に嫌気が差し、アプリから離れるドライバーも増えている。

 一部のアプリでは、乗客とドライバーが互いに評価できるシステムが導入されているが、多くのドライバーは、自社が指定したアプリしか使えず、自由に選べる状況ではない。タクシー会社とアプリ会社が協力して、乗客とドライバーを囲い込んでいるのが現状なのだ。

ライドシェア拡大の課題

タクシー乗り場(画像:写真AC)

タクシー乗り場(画像:写真AC)

 ライドシェア事業を手掛けるnewmo(ニューモ、東京都港区)は、事業の本格展開に向けて、大阪の老舗タクシー会社「未来都」の経営権を取得、自社でタクシー事業に参入した。

 アプリシェア率ナンバーワンの『GO』は、日本交通の「Japan taxi」とDeNAの「Mov」が統合したアプリであり、同アプリを運営するGO株式会社の現在の代表取締役会長は川鍋一朗氏(日本交通取締役)だ。

 川鍋氏は、日本交通の代表取締役会長を退任し、GOの代表取締役会長に就任した。
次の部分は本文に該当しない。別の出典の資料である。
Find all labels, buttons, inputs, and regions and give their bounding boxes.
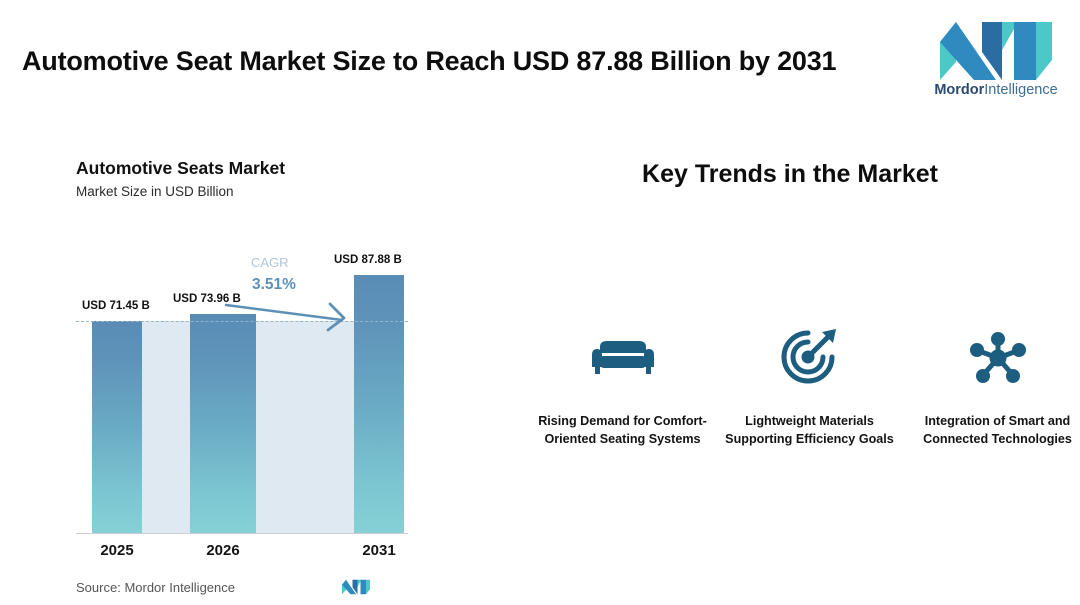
trend-caption-lightweight: Lightweight Materials Supporting Efficie… bbox=[722, 413, 897, 449]
brand-name-light: Intelligence bbox=[984, 82, 1057, 98]
chart-title: Automotive Seats Market bbox=[76, 158, 285, 179]
trend-caption-smart-tech: Integration of Smart and Connected Techn… bbox=[910, 413, 1080, 449]
trend-icon-wrap bbox=[535, 325, 710, 391]
target-arrow-icon bbox=[780, 329, 840, 387]
chart-subtitle: Market Size in USD Billion bbox=[76, 184, 234, 199]
key-trends-title: Key Trends in the Market bbox=[500, 160, 1080, 189]
network-hub-icon bbox=[970, 332, 1026, 384]
sofa-icon bbox=[590, 337, 656, 379]
brand-name-bold: Mordor bbox=[934, 82, 984, 98]
page-header: Automotive Seat Market Size to Reach USD… bbox=[0, 0, 1080, 118]
key-trends-panel: Key Trends in the Market Rising Demand f… bbox=[500, 130, 1080, 605]
chart-source-row: Source: Mordor Intelligence bbox=[76, 578, 408, 602]
trend-icon-wrap bbox=[910, 325, 1080, 391]
trend-caption-comfort: Rising Demand for Comfort-Oriented Seati… bbox=[535, 413, 710, 449]
x-axis-label-2031: 2031 bbox=[351, 542, 407, 559]
trend-card-comfort: Rising Demand for Comfort-Oriented Seati… bbox=[535, 325, 710, 449]
mordor-m-logo-icon bbox=[940, 22, 1052, 80]
source-label: Source: bbox=[76, 580, 121, 595]
x-axis-label-2026: 2026 bbox=[195, 542, 251, 559]
trend-card-lightweight: Lightweight Materials Supporting Efficie… bbox=[722, 325, 897, 449]
chart-source-text: Source: Mordor Intelligence bbox=[76, 580, 235, 595]
mordor-m-logo-icon bbox=[342, 578, 370, 596]
trend-card-smart-tech: Integration of Smart and Connected Techn… bbox=[910, 325, 1080, 449]
brand-logo: MordorIntelligence bbox=[928, 22, 1064, 106]
chart-panel: Automotive Seats Market Market Size in U… bbox=[0, 130, 500, 605]
cagr-arrow-icon bbox=[76, 250, 408, 534]
trend-icon-wrap bbox=[722, 325, 897, 391]
x-axis-label-2025: 2025 bbox=[89, 542, 145, 559]
brand-wordmark: MordorIntelligence bbox=[928, 82, 1064, 98]
bar-chart-plot: USD 71.45 B USD 73.96 B USD 87.88 B CAGR… bbox=[76, 250, 408, 534]
page-title: Automotive Seat Market Size to Reach USD… bbox=[22, 46, 836, 77]
source-name: Mordor Intelligence bbox=[124, 580, 235, 595]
このことからも、アプリに対する力の入れようがわかる。GOの事業内容も「タクシー事業者等に向けた配車システム提供などモビリティ関連事業」とあり、タクシー会社に向けたサービスなのである。また、川鍋氏は全国ハイヤー・タクシー連合会の会長も務めている。

『S.RIDE』は、国際自動車や大和自動車交通といったタクシー会社などと連携しており、アプリのプラットホームは、タクシー会社との連携がなければ土俵に上がることすらできない。

 日本版ライドシェアは、タクシー会社がライドシェアのドライバーを管理・指導することに焦点が当てられがちだが、日本におけるライドシェアの真の姿は、ドライバーだけでなく、

「アプリもコントロールする」

システムである。こうしたズブズブの関係を解消することが先決だ。

 今後、アプリの利用比率はさらに増えるだろう。ライドシェアの推進には、利用者がアプリを使いこなすことが不可欠であり、タクシーやライドシェア車両の増加といったハード面の問題だけでなく、高齢者世代のデジタル・ディバイドやアプリとタクシー会社の関係にも注目する必要がある。

 アプリの自由化を進め、ドライバーと直接やり取りするなどの方法を検討すれば、より多くの人々に利用されるだろう。ドライバーは増えているにもかかわらず、タクシー不足とはどういうことか――。国のお偉いさんには、目先の判断や思いつきを控えてほしいものだ。